Suena
la sirena. Un agudo sonido que recorre los muelles, los talleres, los
tinglados. Avisaría a la gente del fin de turno. Pero ya no queda nadie. Un
sistema automático sigue accionando el sistema cada mañana. Cada tarde. Pero en
la factoría ya sólo queda un único empleado, un vigilante de seguridad que
parsimonioso se recuesta sobre su silla en la garita buscando el flujo de aire
que despide un pequeño ventilador. Es agosto y el sol, cayendo a plomo, abrasa
los viejos tejados de uralita de los talleres.
Pasaron
ya los años de ajetreo, de intensa actividad fabril con cientos de obreros
moviéndose cual hormigas. Cada uno con su función, su especialidad, creando de
la nada las monstruosas moles metálicas de los containeros, los quimiqueros,
graneleros o pesqueros factoría. Hombres que se adentraban en las entrañas de
un doble fondo a soldar en posturas imposibles las planchas de metal,
respirando en una atmósfera viciada por los gases, los ojos llorosos por la
irritación tras tantas horas quemando electrodos. La piel, curtida, con las
innumerables quemaduras de las chispas que poco a poco han ido perforando la
ropa de trabajo. Hombres impregnados del olor a grasa y el aceite, montando
cojinetes, alineando cigüeñales, pistones, cilindros y culatas.
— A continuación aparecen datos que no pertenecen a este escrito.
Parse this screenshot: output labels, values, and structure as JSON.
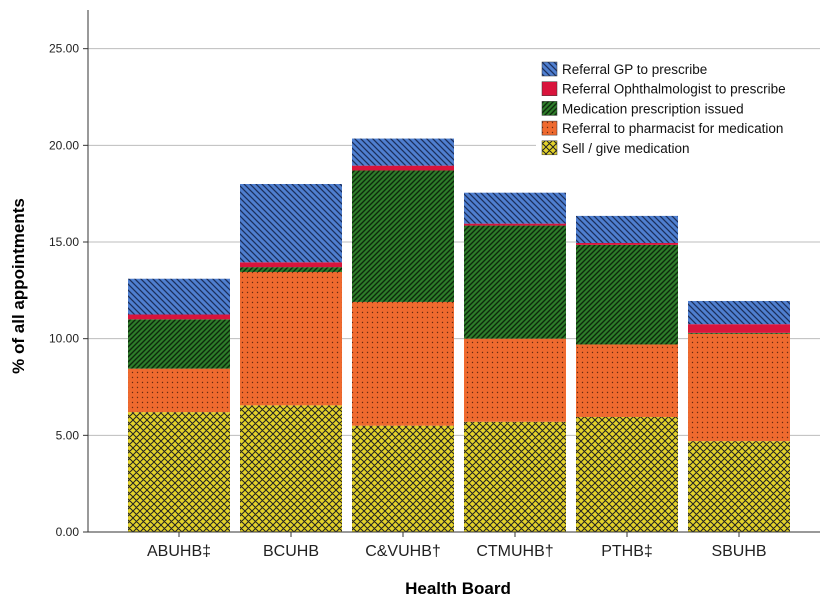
{
  "chart_data": {
    "type": "bar",
    "stacked": true,
    "title": "",
    "xlabel": "Health Board",
    "ylabel": "% of all appointments",
    "ylim": [
      0,
      27
    ],
    "yticks": [
      "0.00",
      "5.00",
      "10.00",
      "15.00",
      "20.00",
      "25.00"
    ],
    "grid": true,
    "legend_position": "top-right",
    "categories": [
      "ABUHB‡",
      "BCUHB",
      "C&VUHB†",
      "CTMUHB†",
      "PTHB‡",
      "SBUHB"
    ],
    "series": [
      {
        "name": "Sell / give medication",
        "color": "#e3d22a",
        "pattern": "crosshatch",
        "values": [
          6.2,
          6.55,
          5.5,
          5.7,
          5.95,
          4.7
        ]
      },
      {
        "name": "Referral to pharmacist for medication",
        "color": "#ef6a2f",
        "pattern": "dots",
        "values": [
          2.25,
          6.9,
          6.4,
          4.3,
          3.75,
          5.55
        ]
      },
      {
        "name": "Medication prescription issued",
        "color": "#2e7d2a",
        "pattern": "diagonal-dense",
        "values": [
          2.55,
          0.25,
          6.8,
          5.85,
          5.15,
          0.05
        ]
      },
      {
        "name": "Referral Ophthalmologist to prescribe",
        "color": "#d9143c",
        "pattern": "solid",
        "values": [
          0.25,
          0.25,
          0.25,
          0.1,
          0.1,
          0.45
        ]
      },
      {
        "name": "Referral GP to prescribe",
        "color": "#4f7fd0",
        "pattern": "diagonal",
        "values": [
          1.85,
          4.05,
          1.4,
          1.6,
          1.4,
          1.2
        ]
      }
    ],
    "legend_order": [
      "Referral GP to prescribe",
      "Referral Ophthalmologist to prescribe",
      "Medication prescription issued",
      "Referral to pharmacist for medication",
      "Sell / give medication"
    ]
  }
}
Mecánicos de
llave inglesa y diferencial. Tuberos tendiendo líneas. Electricistas poniendo
sentido a un laberinto de cobre y plástico. Pintores de sueño cambiado. Noches
en vela entre nubes de pintura volatilizada y vapores de disolvente. Hoy ya no
están. Ni se les espera.
Las
crisis del sector arrasaron con las factorías. La competencia con los
astilleros chinos, coreanos o turcos, imposible. La dejadez y abandono de los
gobiernos, la puntilla. El tiempo hizo el resto. Otrora bandera y emblema de un
pueblo, de una ciudad, de una clase obrera, ya no son más que viejos recuerdos,
nostalgias de un jubilado.
Nostalgias
de una época de grandes industrias en las que trabajaba mucha gente. Por
entonces aún utilizaban la palabra “compañeros”. Todos se conocían, todos eran
vecinos del barrio. Y todos tenían su nombre de guerra, ese apodo que hacía de
cada uno un personaje único entre los centenares de trabajadores.
Nostalgia
de mi niñez. Párvulo en un colegio en el que casi todos los críos vivíamos del
salario que nuestros padres ganaban en los astilleros. Y yo, como cualquier
otro niño del barrio, sentado a la mesa de formica, con un plato de duralex
delante. La sopa, humeante. Y grabado a fuego en mí un recuerdo indeleble. El
de mi padre. Con la mirada al frente sin ver, soplando la cuchara antes de
llevársela a la boca, comiendo apresurado en el descanso a media jornada, antes
de tener que volver al tajo, al grupo electrógeno, la careta y el electrodo. Tiempos
duros de regulaciones, despidos y cierres. Tiempos revueltos de barricadas,
pelotas de goma y gomeros. Batalla cruenta que terminó en derrota. Uno tras
otro, todos fueron cerrando. Y poco a poco desapareció un modo de vida, el del
barrio obrero, el del sentimiento de clase.
Termina
su lamento diario la sirena. Cualquier día aparecerá un técnico que
desconectará el programador. Y se hará el silencio. Un silencio definitivo como
losa de piedra sobre la tumba del muerto. Pero este muerto ya no tendrá quien
lo vele, quien le dé un último adiós, quien rece por su alma. Si acaso, sólo en
la nostalgia de algún viejo jubilado.